Re: Perform streaming logical transactions by background workers and parallel apply - Mailing list pgsql-hackers

From Masahiko Sawada
Subject Re: Perform streaming logical transactions by background workers and parallel apply
Date
Msg-id CAD21AoDScLvLT8JBfu5WaGCPQs_qhxsybMT+sMXJ=QrDMTyr9w@mail.gmail.com
Whole thread Raw
In response to RE: Perform streaming logical transactions by background workers and parallel apply  ("houzj.fnst@fujitsu.com" <houzj.fnst@fujitsu.com>)
Responses Re: Perform streaming logical transactions by background workers and parallel apply
RE: Perform streaming logical transactions by background workers and parallel apply
List pgsql-hackers
On Tue, Nov 15, 2022 at 8:57 PM houzj.fnst@fujitsu.com
<houzj.fnst@fujitsu.com> wrote:
>
> On Saturday, November 12, 2022 7:06 PM Amit Kapila <amit.kapila16@gmail.com>
> >
> > On Fri, Nov 11, 2022 at 2:12 PM houzj.fnst@fujitsu.com
> > <houzj.fnst@fujitsu.com> wrote:
> > >
> >
> > Few comments on v46-0001:
> > ======================
> >
>
> Thanks for the comments.
>
> > 1.
> > +static void
> > +apply_handle_stream_abort(StringInfo s)
> > {
> > ...
> > + /* Send STREAM ABORT message to the parallel apply worker. */
> > + parallel_apply_send_data(winfo, s->len, s->data);
> > +
> > + if (abort_toplevel_transaction)
> > + {
> > + parallel_apply_unlock_stream(xid, AccessExclusiveLock);
> >
> > Shouldn't we need to release this lock before sending the message as
> > we are doing for streap_prepare and stream_commit?

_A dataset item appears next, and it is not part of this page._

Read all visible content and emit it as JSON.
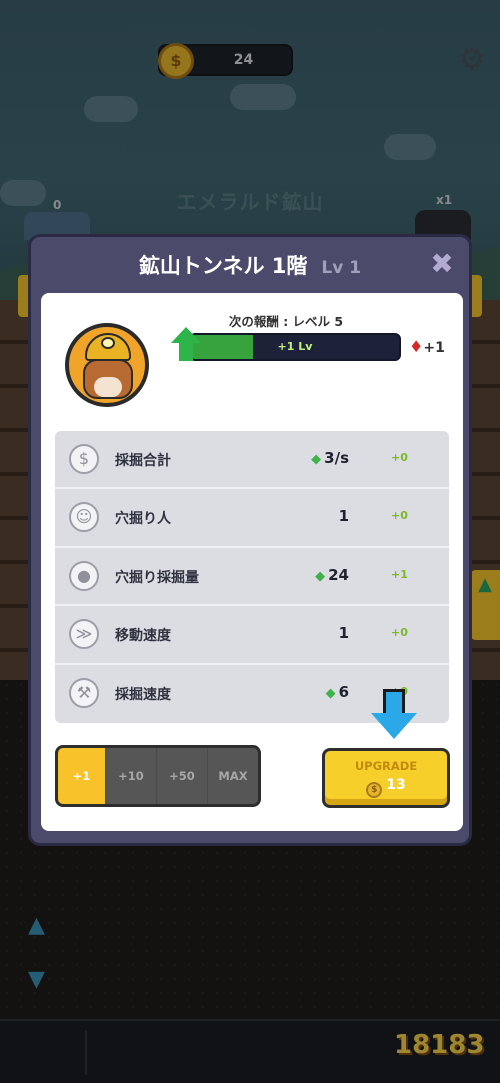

If there is a
> > reason for doing it differently here then let's add some comments for
> > the same.
>
> Changed.
>
> > 2. It seems once the patch makes the file state as busy
> > (LEADER_FILESET_BUSY), it will only be accessible after the leader
> > apply worker receives a transaction end message like stream_commit. Is
> > my understanding correct? If yes, then why can't we make it accessible
> > after the stream_stop message? Are you worried about the concurrency
> > handling for reading and writing the file? If so, we can probably deal
> > with it via some lock for reading and writing to file for each change.
> > I think after this we may not need additional stream level lock/unlock
> > in parallel_apply_spooled_messages. I understand that you probably
> > want to keep the code simple so I am not suggesting changing it
> > immediately but just wanted to know whether you have considered
> > alternatives here.
>
> I thought about this, but it seems the current buffile design doesn't allow two
> processes to open the same buffile at the same time(refer to the comment atop
> of BufFileOpenFileSet()). This means the LA needs to make sure the PA has
> closed the buffile before writing more changes into it. Although we could let
> the LA wait for that, but it could cause another kind of deadlock. Suppose the
> PA opened the file and is blocked when applying the just read change. And the
> LA starts to wait when trying to write the next set of streaming changes into
> file because the file is still opened by PA. Then the lock edge is like:
>
> LA (wait for file to be closed) -> PA1 (wait for unique lock in PA2) -> PA2
> (wait for stream lock held in LA)
>
> We could introduce another lock for this, but that seems not very great as we
> already had two kinds of locks here.
>
> Another solution could be we create different filename for each streaming block
> so that the leader don't need to reopen the same file after writing changes
> into it, but that seems largely increase the number of temp files and looks a
> bit hacky. Or we could let PA open the file, then read and close the file for
> each change, but it seems bring some overhead of opening and closing file.
>
> Another solution which doesn't need a new lock could be that we create
> different filename for each streaming block so that the leader doesn't need to
> reopen the same file after writing changes into it, but that seems largely
> increase the number of temp files and looks a bit hacky. Or we could let PA
> open the file, then read and close the file for each change, but it seems bring
> some overhead of opening and closing file.
>
> Based on above, how about keep the current approach ?(i.e. PA
> will open the file only after the leader apply worker receives a transaction
> end message like stream_commit). Ideally, it will enter partial serialize mode
> only when PA is blocked by a backend or another PA which seems not that common.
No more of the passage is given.